AI For Prod Troubleshooting | John's Tech Blog

The Issue

This week I was on call and on Saturday discovered a production issue where several of the orders in our system were stuck in the first microservice within the flow. This typically happens when we fail to enrich an order with the data it needs (product data and customer information) before sending it to the next service that handles picking operations. To assist me, I was using an in-house tool built by another engineer using AI that analyzes application logs in Elastic using AI models. I was then having to manually copy/paste the output from that analysis into Copilot CLI session that was looking at our codebase.
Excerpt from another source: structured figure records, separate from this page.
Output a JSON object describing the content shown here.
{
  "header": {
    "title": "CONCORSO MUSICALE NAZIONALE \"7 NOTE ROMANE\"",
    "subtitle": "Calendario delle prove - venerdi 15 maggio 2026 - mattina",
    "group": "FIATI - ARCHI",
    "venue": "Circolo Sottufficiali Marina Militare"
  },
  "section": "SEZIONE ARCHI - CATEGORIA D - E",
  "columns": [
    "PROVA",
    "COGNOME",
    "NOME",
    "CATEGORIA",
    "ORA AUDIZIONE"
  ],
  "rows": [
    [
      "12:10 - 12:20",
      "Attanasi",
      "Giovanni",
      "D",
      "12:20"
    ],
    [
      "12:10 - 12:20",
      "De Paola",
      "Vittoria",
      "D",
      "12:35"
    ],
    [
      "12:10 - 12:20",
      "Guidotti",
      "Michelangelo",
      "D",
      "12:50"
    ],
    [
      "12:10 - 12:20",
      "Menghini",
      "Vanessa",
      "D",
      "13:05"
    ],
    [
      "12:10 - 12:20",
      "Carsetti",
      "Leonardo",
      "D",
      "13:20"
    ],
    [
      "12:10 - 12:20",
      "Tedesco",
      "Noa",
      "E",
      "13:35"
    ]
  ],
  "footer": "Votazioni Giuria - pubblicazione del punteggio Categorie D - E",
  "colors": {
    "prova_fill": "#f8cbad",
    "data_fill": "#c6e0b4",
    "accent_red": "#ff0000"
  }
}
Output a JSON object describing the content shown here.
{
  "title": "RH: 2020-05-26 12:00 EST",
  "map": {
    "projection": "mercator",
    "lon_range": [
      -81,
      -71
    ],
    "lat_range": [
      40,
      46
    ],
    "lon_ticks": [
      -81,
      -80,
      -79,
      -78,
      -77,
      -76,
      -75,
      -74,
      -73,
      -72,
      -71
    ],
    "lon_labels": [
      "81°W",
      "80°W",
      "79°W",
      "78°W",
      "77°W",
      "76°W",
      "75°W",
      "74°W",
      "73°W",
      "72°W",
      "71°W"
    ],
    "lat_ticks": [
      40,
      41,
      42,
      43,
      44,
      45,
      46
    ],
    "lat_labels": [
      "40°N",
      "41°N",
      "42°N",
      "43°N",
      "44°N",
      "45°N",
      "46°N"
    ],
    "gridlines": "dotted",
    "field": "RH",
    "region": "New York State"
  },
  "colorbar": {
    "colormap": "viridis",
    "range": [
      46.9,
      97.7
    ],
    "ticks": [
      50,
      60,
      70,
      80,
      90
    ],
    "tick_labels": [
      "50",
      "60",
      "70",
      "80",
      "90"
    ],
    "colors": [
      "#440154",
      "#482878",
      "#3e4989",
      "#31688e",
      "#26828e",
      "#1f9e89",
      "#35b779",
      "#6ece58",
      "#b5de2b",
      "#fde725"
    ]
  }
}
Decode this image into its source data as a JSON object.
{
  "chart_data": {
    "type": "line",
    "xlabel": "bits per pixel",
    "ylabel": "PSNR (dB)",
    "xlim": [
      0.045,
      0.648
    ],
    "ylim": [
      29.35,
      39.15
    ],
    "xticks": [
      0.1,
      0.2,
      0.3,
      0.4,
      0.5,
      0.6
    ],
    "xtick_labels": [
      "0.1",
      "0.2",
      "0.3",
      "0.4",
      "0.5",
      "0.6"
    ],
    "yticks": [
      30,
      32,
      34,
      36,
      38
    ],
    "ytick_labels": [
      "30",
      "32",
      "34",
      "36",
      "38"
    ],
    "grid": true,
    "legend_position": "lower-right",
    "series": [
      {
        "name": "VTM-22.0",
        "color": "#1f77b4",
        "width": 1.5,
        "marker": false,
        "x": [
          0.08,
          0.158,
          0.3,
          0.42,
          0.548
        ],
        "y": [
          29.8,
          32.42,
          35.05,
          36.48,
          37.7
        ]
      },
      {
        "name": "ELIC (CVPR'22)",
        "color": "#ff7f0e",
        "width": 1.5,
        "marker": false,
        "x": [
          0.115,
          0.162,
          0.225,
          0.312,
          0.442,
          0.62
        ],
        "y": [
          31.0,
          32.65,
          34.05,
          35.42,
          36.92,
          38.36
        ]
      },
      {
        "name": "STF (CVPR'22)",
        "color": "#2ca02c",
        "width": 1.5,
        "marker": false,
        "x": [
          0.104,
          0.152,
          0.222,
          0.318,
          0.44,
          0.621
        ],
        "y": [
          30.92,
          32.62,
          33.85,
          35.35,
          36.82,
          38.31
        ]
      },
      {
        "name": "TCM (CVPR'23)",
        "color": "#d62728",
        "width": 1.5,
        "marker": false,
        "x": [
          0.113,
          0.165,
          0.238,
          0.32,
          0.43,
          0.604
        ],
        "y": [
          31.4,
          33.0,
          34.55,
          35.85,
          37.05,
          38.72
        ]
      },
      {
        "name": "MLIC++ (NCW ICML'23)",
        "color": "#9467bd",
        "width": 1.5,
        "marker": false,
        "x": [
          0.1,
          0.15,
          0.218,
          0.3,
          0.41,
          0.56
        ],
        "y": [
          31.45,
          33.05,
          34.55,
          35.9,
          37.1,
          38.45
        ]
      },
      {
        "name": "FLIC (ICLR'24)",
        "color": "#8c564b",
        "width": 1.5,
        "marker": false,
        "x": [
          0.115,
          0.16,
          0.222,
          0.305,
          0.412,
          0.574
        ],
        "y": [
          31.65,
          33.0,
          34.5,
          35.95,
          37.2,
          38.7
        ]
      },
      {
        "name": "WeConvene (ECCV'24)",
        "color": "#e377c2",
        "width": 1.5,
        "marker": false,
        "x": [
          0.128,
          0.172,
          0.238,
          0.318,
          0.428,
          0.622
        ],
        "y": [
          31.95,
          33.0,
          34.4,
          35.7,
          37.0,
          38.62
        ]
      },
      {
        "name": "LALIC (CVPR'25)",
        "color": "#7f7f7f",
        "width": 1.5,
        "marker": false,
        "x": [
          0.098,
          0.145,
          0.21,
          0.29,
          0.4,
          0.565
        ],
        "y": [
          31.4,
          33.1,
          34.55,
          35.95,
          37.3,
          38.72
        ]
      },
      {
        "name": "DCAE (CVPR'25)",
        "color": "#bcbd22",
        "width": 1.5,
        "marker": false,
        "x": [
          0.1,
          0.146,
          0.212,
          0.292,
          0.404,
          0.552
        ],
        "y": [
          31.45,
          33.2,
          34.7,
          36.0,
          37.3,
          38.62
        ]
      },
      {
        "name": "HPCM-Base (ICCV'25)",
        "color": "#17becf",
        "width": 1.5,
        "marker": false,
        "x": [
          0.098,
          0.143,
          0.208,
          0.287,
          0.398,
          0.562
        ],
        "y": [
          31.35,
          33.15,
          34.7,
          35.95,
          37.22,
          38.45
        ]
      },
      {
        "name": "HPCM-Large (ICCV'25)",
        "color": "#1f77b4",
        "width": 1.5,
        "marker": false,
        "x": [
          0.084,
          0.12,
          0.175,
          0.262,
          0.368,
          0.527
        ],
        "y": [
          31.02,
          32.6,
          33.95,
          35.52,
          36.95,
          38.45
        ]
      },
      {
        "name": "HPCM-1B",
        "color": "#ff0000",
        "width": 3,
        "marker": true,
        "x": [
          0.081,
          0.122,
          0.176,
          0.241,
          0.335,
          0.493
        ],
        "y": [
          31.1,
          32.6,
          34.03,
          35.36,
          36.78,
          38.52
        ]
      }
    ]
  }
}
I had it create an integration test to capture what we thought was the issue in prod, and verified that the test failed with existing code, but passed after implementing the code fix. The fix was to the reprocessing job that would attempt to reprocess the “stuck” orders.

I had faith that the fix would work, and deployed the hotfix to prod. When the reprocessing job ran, however, the status of the orders remained as “ACCEPTED” (stuck) in the DB of the first service. After some time, I decided to look at the Kafka topic where we publish the orders from this first service along to the pick service, and found that we had indeed been publishing the events every time the reprocessing job ran, even prior to the hotfix. This is when I finally decided to look at the logs for the pick service, and found that the consumer had been throwing duplicate key violation errors when trying to insert into the DB. When this happens, we never publish the READY_TO_PICK events back to the first service, and that DB will show the orders remaining in ACCEPTED status.

Going back to using the AI log analysis tool, I was able to have it quickly extract all the primary key values from the error messages into a CSV so I could then manually research them in the DB and make the correct adjustments to resolve the issue.

Lessons Learned

As with any microservices architecture, it’s crucial to never get tunnel vision when triaging an issue. Now with the use of AI, it’s tempting to just point it to the first error messages you see and have it research and implement a fix.

Opportunities for deeper AI use:

Have the log analysis tool be able to tie directly into our codebase for more powerful root cause analysis, and total bug resolution in the code
Start using the Kafka MCP server that I created a few weeks ago to help out with issue triage. This needs more testing/enhancement to make sure it won’t use too many tokens when consuming messages
Figure out the best way to allow Copilot to query the DBs during issue triage
The biggest opportunity of improvement is figuring out how to use Copilot to tie all of this together during production issue analysis. It should be able to look at the logs of all microservices in our system, all of their DBs, and all of the Kafka topics. On top of that, if it’s able to look at the codebases of all these services, it should then be able to properly determine root cause and suggest a fix.